Elric, empereur de Melniboné, fait partie de ces personnages de fiction qui ne laisse pas le lecteur indifférent. Né sous la plume de Michael Moorcock au début des années 60, il a été pour beaucoup la porte d’entrée dans l’héroïc-fantasy. Pour ma part, j’ai rencontré le Loup Blanc autour d’une table de jeu de rôle, ce n’est qu’après que j’ai découvert l’œuvre de l’écrivain britannique, son concept jubilatoire de Multivers et de Champion Eternel… Parmi ses différentes incarnations, l’empereur albinos, héros cruel et romantique, conserve une place à part… S’il avait déjà fait l’objet d’adaptation au neuvième art, aucune ne fut franchement convaincante, malgré les impressionnantes planches de Philippe Druillet… Avec un casting royal, cette adaptation s’annonçait des plus prometteuses. Et dès la couverture, on sentait qu’un formidable travail avait été réalisé, impression confirmée par des planches de toute beauté et un scénario formidablement bien découpé… C’était donc avec une impatience jubilatoire que nous attendions le second tome de la série, portant nom de Stomrbringer, dont l’évocation fait frémir de plaisir les lecteurs du
cycle d’Elric…
Yrkoon s’est enfui d’Imrryr, enlevant Cymoril, la promise de l’Empereur. Ce dernier met tout en œuvre pour la retrouver, invoquant d’anciennes alliances, rappelant d’antiques promesses… For de ces puissants mais inquiétants alliés, il apprend qu’Yrkoon a gagné les sinistres ruines de Dhoz Kham, au cœur des Jeunes Royaumes. Avec l’aide de Straasha, seigneur élémentaire, Elric part affronter son cousin à bord du mythique Navire des Terres et des Mers, construit par Straasha et son frère Grome…

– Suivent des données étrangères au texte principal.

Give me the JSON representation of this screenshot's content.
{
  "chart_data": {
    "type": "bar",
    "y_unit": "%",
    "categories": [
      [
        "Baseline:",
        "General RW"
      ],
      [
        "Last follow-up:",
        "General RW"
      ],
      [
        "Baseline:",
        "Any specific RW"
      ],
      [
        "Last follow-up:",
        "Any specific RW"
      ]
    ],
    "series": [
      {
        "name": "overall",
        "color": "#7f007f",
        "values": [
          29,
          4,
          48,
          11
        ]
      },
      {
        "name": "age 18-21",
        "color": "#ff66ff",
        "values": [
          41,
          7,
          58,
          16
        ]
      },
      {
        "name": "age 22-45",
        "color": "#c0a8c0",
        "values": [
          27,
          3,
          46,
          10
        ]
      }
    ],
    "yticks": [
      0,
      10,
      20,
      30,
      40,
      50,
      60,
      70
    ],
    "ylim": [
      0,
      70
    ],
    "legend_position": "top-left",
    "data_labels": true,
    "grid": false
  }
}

On retrouve dans ce second tome tout ce qui faisait le charme et la force du premier : une évocation magistrale de la cruauté et de la décadence mais aussi du raffinement melnibonnéen… Le personnage de l’empereur albinos est superbement bien retranscrit en héros famélique contraint de se droguer pour pouvoir tenir debout et dont Stormbringer deviendra la béquille… On retrouve ce qui faisait la force et l’originalité de ce sombre héros construit en opposition au Conan de Robert E. Howard.
Le découpage est magistral, et le dessin est en parfaite osmose avec celui-ci. Tout contribue à immerger le lecteur dans l’univers tourmenté né de l’imagination fertile de Michael Moorcock. La mise en image d’Arioch est saisissante alors que le Navire des Terres et des Mers, fantasmé par les lecteurs des romans, n’a jamais connu une si belle évocation…
La scène de massacre se déroulant aux abords de Dhoz Kham restera sans nuls doutes dans les annales, au même titre que le combat dantesque opposant Yrkoon et Mournblade à Elric porteur de Stormbringer et la colère d’Arioch qui s’en suivi. Ce dieu du Chaos apparaît dans toute sa complexité et son ambivalence, annonçant ses liaisons houleuse avec l’Empereur de Melniboné…
Si la couverture est graphiquement somptueuse, le quatrième de couverture montrant la sombre silhouette de l’inquiétante Stormbringer possède toujours cette puissance indéniable évocatrice…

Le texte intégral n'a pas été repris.